Through their Manifestation and Motion dated November 17, 2010, the petitioners prayed that the Court recall its October 5, 2010 Resolution denying their petition with finality, in view of its August 24, 2010 resolution reinstating the petition and requiring them to file their reply to the Comment/Opposition of Dela Cruz.

Rather than prolong the disposition of this case any further, the Court notes the mootness of the petition and, accordingly, dismisses the same.

The Court is not unmindful that the term of office being contested between the parties ended at noon of June 30, 2010. The Court thus has no alternative except to dismiss the petition accord with jurisprudence, to the effect that the expiration of the contested term of office renders the petition moot and academic. A moot and academic case is one that ceases to present a justiciable controversy by virtue of supervening events, so that a declaration thereon would be of no practical value. As a rule, courts decline jurisdiction over such a case, or dismiss it on ground of mootness.[7]

In Malaluan v. COMELEC[8]  reiterated more recently in the case of Sales v. COMELEC[9] and Baldo, Jr. v. COMELEC,[10] this Court clearly pronounced that the expiration of the challenged term of office renders the corresponding petition moot and academic, to wit: 

It is significant to note that the term of office of the local officials elected in the May, 1992 elections expired on June 30, 1995. This petition, thus, has become moot and academic insofar as it concerns petitioner's right to the mayoralty seat in his municipality because expiration of the term of office contested in the election protest has the effect of rendering the same moot and academic. 

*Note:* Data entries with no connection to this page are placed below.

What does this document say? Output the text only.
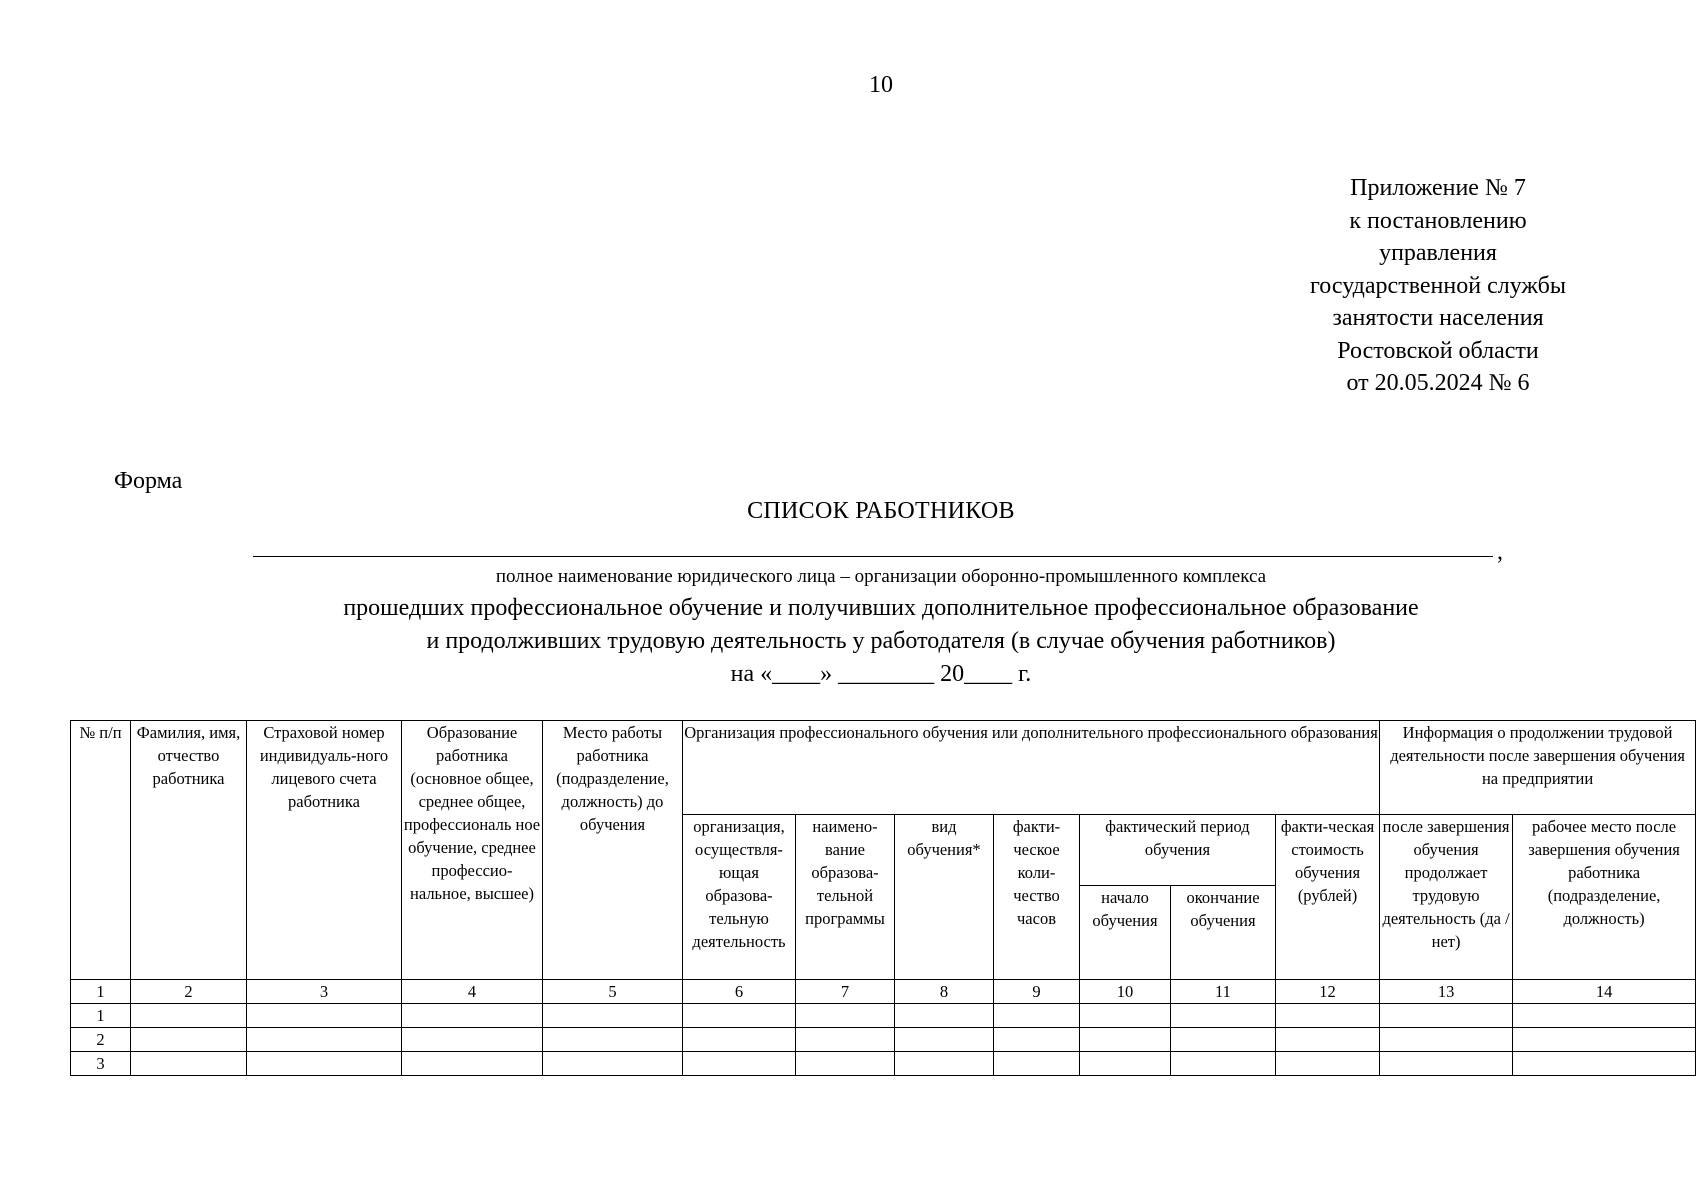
10
Приложение № 7
к постановлению
управления
государственной службы
занятости населения
Ростовской области
от 20.05.2024 № 6
Форма
СПИСОК РАБОТНИКОВ
,
полное наименование юридического лица – организации оборонно-промышленного комплекса
прошедших профессиональное обучение и получивших дополнительное профессиональное образование
и продолживших трудовую деятельность у работодателя (в случае обучения работников)
на «____» ________ 20____ г.
№ п/п	Фамилия, имя, отчество работника	Страховой номер индивидуаль-ного лицевого счета работника	Образование работника (основное общее, среднее общее, профессиональ ное обучение, среднее профессио-нальное, высшее)	Место работы работника (подразделение, должность) до обучения	Организация профессионального обучения или дополнительного профессионального образования							Информация о продолжении трудовой деятельности после завершения обучения на предприятии	
					организация, осуществля-ющая образова-тельную деятельность	наимено-вание образова-тельной программы	вид обучения*	факти-ческое коли-чество часов	фактический период обучения		факти-ческая стоимость обучения (рублей)	после завершения обучения продолжает трудовую деятельность (да / нет)	рабочее место после завершения обучения работника (подразделение, должность)
									начало обучения	окончание обучения			
1	2	3	4	5	6	7	8	9	10	11	12	13	14
1													
2													
3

When the appeal from a decision in an election case has already become moot, the case being an election protest involving the office of [the] mayor the term of which had expired, the appeal is dismissible on that ground, unless the rendering of a decision on the merits would be of practical value. This rule we established in the case of Yorac v. Magalona which we dismissed because it had been mooted by the expiration of the term of office of the Municipal Mayor of Saravia, Negros Occidental x x x. (Underscoring ours.) (Citation omitted.)

Indeed, an academic discussion of a case presenting a moot question is not necessary, because a judgment on the case cannot have any practical legal effect or, in the nature of things, cannot be enforced. Stated otherwise, this Court will not determine a moot question in a case in which no practical relief can be granted.[11]cralaw

IN VIEW OF THE FOREGOING, the Court DISMISSES the petition for quo warranto for being MOOT and ACADEMIC."

Very truly yours,

ENRIQUETA E. VIDAL
Clerk of Court

By:

(Sgd.) FELIPA B. ANAMA
  Deputy Clerk of Court En Banc

Endnotes:


[1] Rollo, pp. 3-73.

[2] Id. at 77-91. 

[3] Id. at 97-151. 

[4] Id. at 153. 

[5] Id. at 185-187, 189-191. 

[6] Id. at 74-75. 

[7] Gunsi v. COMELEC, G.R. No. 168792, February 23, 2009, 580 SCRA 70, 76. 

[8] 324 Phil. 676, 683 (1996) 

[9] G.R. No. 174668, September 12, 2007. 

[10] G.R. No. 176135, June 16, 2009. 

[11] Villarico v. Court of Appeals, 424 Phil. 26, 33-34 (2002).